It is 7:59 a.m. on a Saturday morning. Yale is quiet. Few college students are outside, even fewer awake. But at 8:00 a.m. on that Saturday, the doors to SSS open and approximately 1,000 middle and high schoolers file in, glowing smiles on their faces, fingers jittery with excitement. The majority of these students come from communities around New Haven. A significant portion travel from the tristate area, often making the trek from New York City. Sometimes, there are even one or two people who fly here.
What are they all doing here? Why are they all ecstatic to be up at 8:00 a.m. on a Saturday? Because they are taking classes. And not just any classes. Classes taught by Yale students. Classes taught by you.
What kinds of classes can generate this much excitement? Any classes Yale undergraduate and graduate students want to teach. Some past classes include Introduction to Improv Comedy, The World of Game Theory, Bollywood Dance, The Art of Public Speaking, How and Why You Need to Vote, Conspiracy Theories in the Modern Age, Explosions… the list goes on. Anything Yale students want to teach, they can — with a few exceptions, of course. You probably wouldn’t be able to teach a class titled “Not sure if you’re allergic to peanuts? Let’s find out together!” or “Electricity + Water + Knowledge = Fun! How to Use Water to Turn On/Off Electrical Appliances.”
The time commitment for Yale undergraduates is only a 45–minute teacher training session and the one hour during which you will be teaching your class — and the class can be taught anytime throughout the day, not only in the morning.
With just an hour, you can make an impact. You can do something meaningful.
I have taught for Splash for the last two years, and it is one of my favorite things I do on campus. One of my favorite moments at Yale actually happened in the Splash classroom.
I teach a class on positive psychology, and toward the end of class I have students write gratitude letters to someone to demonstrate the impact of gratitude on subjective well-being. After they finish, I ask if anyone wants to call the person they wrote to. Usually there is an awkward silence of about eight seconds. Someone will usually ask, “You mean… call them?” And I say, “Yes, that’s what call means.” I say it in a less snarky way, though — I think. Someone then usually asks, “Right now?” I smile knowingly and say, “Yes, right now.” Another pause, usually around twelve seconds this time. And, indeed, people do end up volunteering, calling their cherished family members and friends. It is amazing to see how happy they are, and how happy everyone else is, once they finish the call. But something surprising happened during the activity this past fall.

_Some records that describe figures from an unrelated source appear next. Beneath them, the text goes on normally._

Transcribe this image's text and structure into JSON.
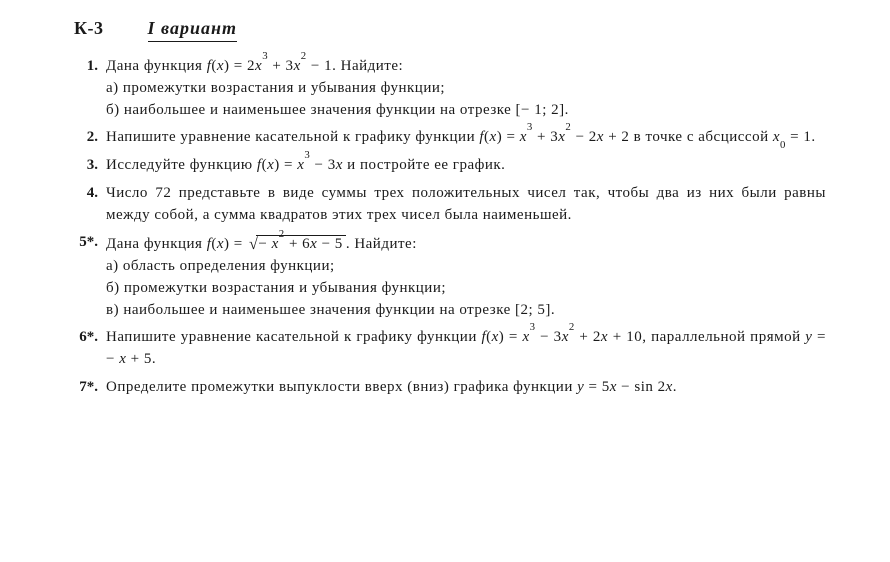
{
  "header": {
    "code": "К-3",
    "variant": "I вариант"
  },
  "items": [
    {
      "num": "1.",
      "lead": "Дана функция ",
      "formula_html": "<span class='math'>f</span>(<span class='math'>x</span>) = 2<span class='math'>x</span><sup>3</sup> + 3<span class='math'>x</span><sup>2</sup> − 1.",
      "tail": " Найдите:",
      "subs": [
        "а) промежутки возрастания и убывания функции;",
        "б) наибольшее и наименьшее значения функции на отрезке [− 1;  2]."
      ]
    },
    {
      "num": "2.",
      "lead": "Напишите уравнение касательной к графику функции ",
      "formula_html": "<span class='math'>f</span>(<span class='math'>x</span>) = <span class='math'>x</span><sup>3</sup> + 3<span class='math'>x</span><sup>2</sup> − 2<span class='math'>x</span> + 2",
      "tail": " в точке с абсциссой ",
      "tail2_html": "<span class='math'>x</span><sub class='s'>0</sub> = 1."
    },
    {
      "num": "3.",
      "lead": "Исследуйте функцию ",
      "formula_html": "<span class='math'>f</span>(<span class='math'>x</span>) = <span class='math'>x</span><sup>3</sup> − 3<span class='math'>x</span>",
      "tail": " и постройте ее график."
    },
    {
      "num": "4.",
      "plain": "Число 72 представьте в виде суммы трех положительных чисел так, чтобы два из них были равны между собой, а сумма квадратов этих трех чисел была наименьшей."
    },
    {
      "num": "5*.",
      "lead": "Дана функция ",
      "formula_html": "<span class='math'>f</span>(<span class='math'>x</span>) = <span class='sqrt'><span class='radicand'>− <span class='math'>x</span><sup>2</sup> + 6<span class='math'>x</span> − 5</span></span>.",
      "tail": " Найдите:",
      "subs": [
        "а) область определения функции;",
        "б) промежутки возрастания и убывания функции;",
        "в) наибольшее и наименьшее значения функции на отрезке [2;  5]."
      ]
    },
    {
      "num": "6*.",
      "lead": "Напишите уравнение касательной к графику функции ",
      "formula_html": "<span class='math'>f</span>(<span class='math'>x</span>) = <span class='math'>x</span><sup>3</sup> − 3<span class='math'>x</span><sup>2</sup> + 2<span class='math'>x</span> + 10,",
      "tail": " параллельной прямой ",
      "tail2_html": "<span class='math'>y</span> = − <span class='math'>x</span> + 5."
    },
    {
      "num": "7*.",
      "lead": "Определите промежутки выпуклости вверх (вниз) графика функции ",
      "formula_html": "<span class='math'>y</span> = 5<span class='math'>x</span> − sin 2<span class='math'>x</span>."
    }
  ]
}
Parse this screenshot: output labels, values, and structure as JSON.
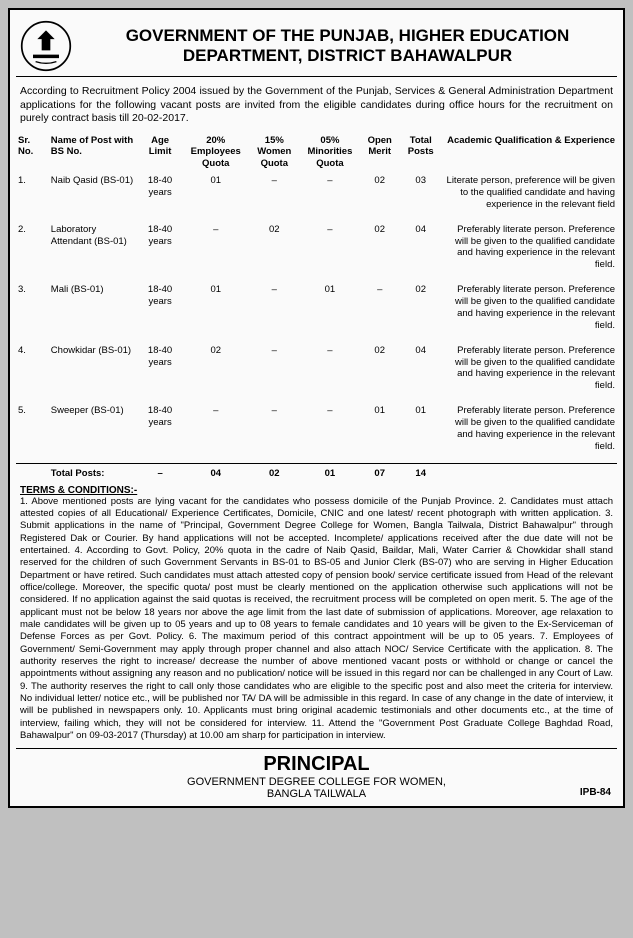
{
  "header": {
    "title": "GOVERNMENT OF THE PUNJAB, HIGHER EDUCATION DEPARTMENT, DISTRICT BAHAWALPUR"
  },
  "intro": "According to Recruitment Policy 2004 issued by the Government of the Punjab, Services & General Administration Department applications for the following vacant posts are invited from the eligible candidates during office hours for the recruitment on purely contract basis till 20-02-2017.",
  "columns": {
    "sr": "Sr. No.",
    "post": "Name of Post with BS No.",
    "age": "Age Limit",
    "emp": "20% Employees Quota",
    "women": "15% Women Quota",
    "min": "05% Minorities Quota",
    "open": "Open Merit",
    "total": "Total Posts",
    "qual": "Academic Qualification & Experience"
  },
  "rows": [
    {
      "sr": "1.",
      "post": "Naib Qasid (BS-01)",
      "age": "18-40 years",
      "emp": "01",
      "women": "–",
      "min": "–",
      "open": "02",
      "total": "03",
      "qual": "Literate person, preference will be given to the qualified candidate and having experience in the relevant field"
    },
    {
      "sr": "2.",
      "post": "Laboratory Attendant (BS-01)",
      "age": "18-40 years",
      "emp": "–",
      "women": "02",
      "min": "–",
      "open": "02",
      "total": "04",
      "qual": "Preferably literate person. Preference will be given to the qualified candidate and having experience in the relevant field."
    },
    {
      "sr": "3.",
      "post": "Mali (BS-01)",
      "age": "18-40 years",
      "emp": "01",
      "women": "–",
      "min": "01",
      "open": "–",
      "total": "02",
      "qual": "Preferably literate person. Preference will be given to the qualified candidate and having experience in the relevant field."
    },
    {
      "sr": "4.",
      "post": "Chowkidar (BS-01)",
      "age": "18-40 years",
      "emp": "02",
      "women": "–",
      "min": "–",
      "open": "02",
      "total": "04",
      "qual": "Preferably literate person. Preference will be given to the qualified candidate and having experience in the relevant field."
    },
    {
      "sr": "5.",
      "post": "Sweeper (BS-01)",
      "age": "18-40 years",
      "emp": "–",
      "women": "–",
      "min": "–",
      "open": "01",
      "total": "01",
      "qual": "Preferably literate person. Preference will be given to the qualified candidate and having experience in the relevant field."
    }
  ],
  "totals": {
    "label": "Total Posts:",
    "age": "–",
    "emp": "04",
    "women": "02",
    "min": "01",
    "open": "07",
    "total": "14"
  },
  "terms_head": "TERMS & CONDITIONS:-",
  "terms": "1. Above mentioned posts are lying vacant for the candidates who possess domicile of the Punjab Province. 2. Candidates must attach attested copies of all Educational/ Experience Certificates, Domicile, CNIC and one latest/ recent photograph with written application. 3. Submit applications in the name of \"Principal, Government Degree College for Women, Bangla Tailwala, District Bahawalpur\" through Registered Dak or Courier. By hand applications will not be accepted. Incomplete/ applications received after the due date will not be entertained. 4. According to Govt. Policy, 20% quota in the cadre of Naib Qasid, Baildar, Mali, Water Carrier & Chowkidar shall stand reserved for the children of such Government Servants in BS-01 to BS-05 and Junior Clerk (BS-07) who are serving in Higher Education Department or have retired. Such candidates must attach attested copy of pension book/ service certificate issued from Head of the relevant office/college. Moreover, the specific quota/ post must be clearly mentioned on the application otherwise such applications will not be considered. If no application against the said quotas is received, the recruitment process will be completed on open merit. 5. The age of the applicant must not be below 18 years nor above the age limit from the last date of submission of applications. Moreover, age relaxation to male candidates will be given up to 05 years and up to 08 years to female candidates and 10 years will be given to the Ex-Serviceman of Defense Forces as per Govt. Policy. 6. The maximum period of this contract appointment will be up to 05 years. 7. Employees of Government/ Semi-Government may apply through proper channel and also attach NOC/ Service Certificate with the application. 8. The authority reserves the right to increase/ decrease the number of above mentioned vacant posts or withhold or change or cancel the appointments without assigning any reason and no publication/ notice will be issued in this regard nor can be challenged in any Court of Law. 9. The authority reserves the right to call only those candidates who are eligible to the specific post and also meet the criteria for interview. No individual letter/ notice etc., will be published nor TA/ DA will be admissible in this regard. In case of any change in the date of interview, it will be published in newspapers only. 10. Applicants must bring original academic testimonials and other documents etc., at the time of interview, failing which, they will not be considered for interview. 11. Attend the \"Government Post Graduate College Baghdad Road, Bahawalpur\" on 09-03-2017 (Thursday) at 10.00 am sharp for participation in interview.",
  "footer": {
    "principal": "PRINCIPAL",
    "college1": "GOVERNMENT DEGREE COLLEGE FOR WOMEN,",
    "college2": "BANGLA TAILWALA",
    "ipb": "IPB-84"
  }
}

A student volunteered to call, standing up with a radiating confidence. But instead of taking out her phone, she began reading her letter out loud. And as she spoke, she began to cry. At this point I was thinking, “Oh jeez. Those are tears. Definitely tears. This is supposed to be a happiness class!” Yet these tears were not sad tears, though not happy tears either. They were meaningful tears — perhaps even grateful tears. She delivered this letter to her friend sitting right there across the room, thanking her friend for support throughout tough times at home and stressful times in school. She finished by telling her friend how much she loved her. The friend’s eyes sparkled, drops of tears sliding down her cheek, too. I was taken aback. But what happened next shocked me even further. The friend stood up. I anticipated a nice, sentimental hug. But then, the friend picked up her letter, and started speaking. Unbeknownst to either of them, they had written their letters to each other. After the friend finished, they embraced, tightly and powerfully.
Now, the main takeaway here is not to make students cry when teaching for Splash. This moment meant a lot to me because I felt like I had an impact, like I was doing something that mattered. I realized how grateful I was for Splash, because in that one short hour, you can share your passion with a group of young, eager students. You can not only teach them something interesting, but you can light a spark. In that one short hour, you can kindle a passion for learning that will live on after that student leaves the classroom.
People are busy. I get that. The last thing people should do is spread themselves too thin. But there are certain extracurricular activities on this campus that are extremely low commitment and also very impactful. Even if it isn’t teaching for Splash, I highly recommend taking advantage of small-time commitment extracurriculars on Yale’s campus that you find meaningful — whatever you end up doing, just try your best to make a Splash.